The post explaining the removal goes into long technical detail with gifs that explain the difference between hardware, but essentially it has been alleged that Mitchell is using an emulator called MAME while playing Donkey Kong versus actual hardware, creating an uneven playing field on some of his highest scores.

"In summary, these GIFs show that each of the Donkey Kong world record direct feed recordings presented by Billy Mitchell and verified by TG were generated in MAME and not by original Donkey Kong hardware," wrote dispute settler Jeremy Young on TwinGalaxies, the site that tracks and verifies high scores. "These scores are: 1,047,200 (the King of Kong "tape"), 1,050,200 (the Mortgage Brokers score), and 1,062,800 (the Boomers score). In order to demonstrate this, it's necessary to understand how DK images are generated by MAME versus an original PCB."

Young, who uses the screenname Xelnia, goes on to explain how it is possible to tell the difference between an emulated game and hardware. "A simple analogy would be this: Real DK hardware generates the image in the same way you would open or close vertical window blinds...from side to side. Older versions of MAME (pre-0.122) generate the image in the same way you would put together a puzzle...piece by piece."

As such, Young has made the decision to remove the above-mentioned scores above a million, dropping Billy Mitchell from the top 20 to 48, to his last publicly validated score.

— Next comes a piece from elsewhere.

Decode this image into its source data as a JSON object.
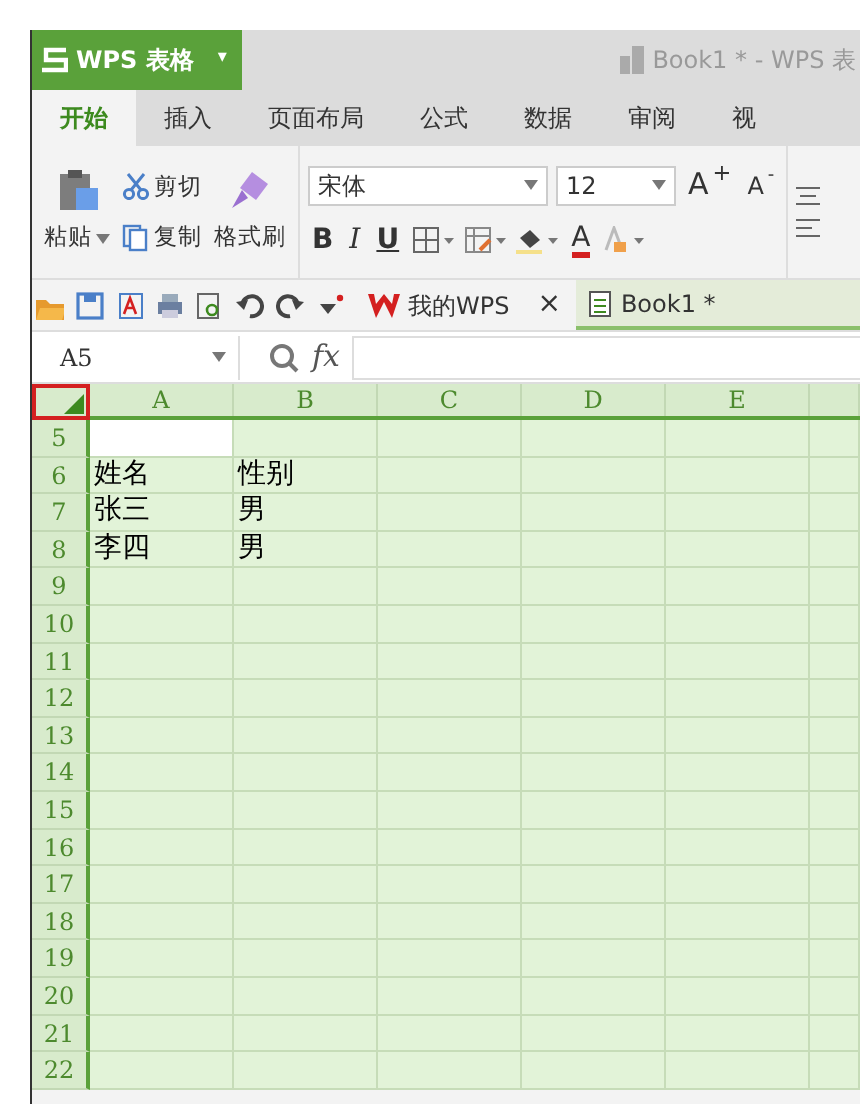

One interesting note is that the scores being removed were personally verified by infamous Dragster record-holder, Todd Rogers. Earlier this very week, Rogers' world records for Dragster were disqualified due to the numbers being determined impossible and fraudulent. Rogers denies any wrongdoing.

Billy Mitchell could not be reached for comment.

We had the opportunity to speak with Mitchell last year, along with the founder of TwinGalaxies Walter Day. You can check out the GI Show where we talked to them here below.

 

Our Take
It is worth reading Young's breakdown of how the arcade and emulated versions differ, as it's actually quite fascinating. For some reason, high-scores of retro games are rife with drama.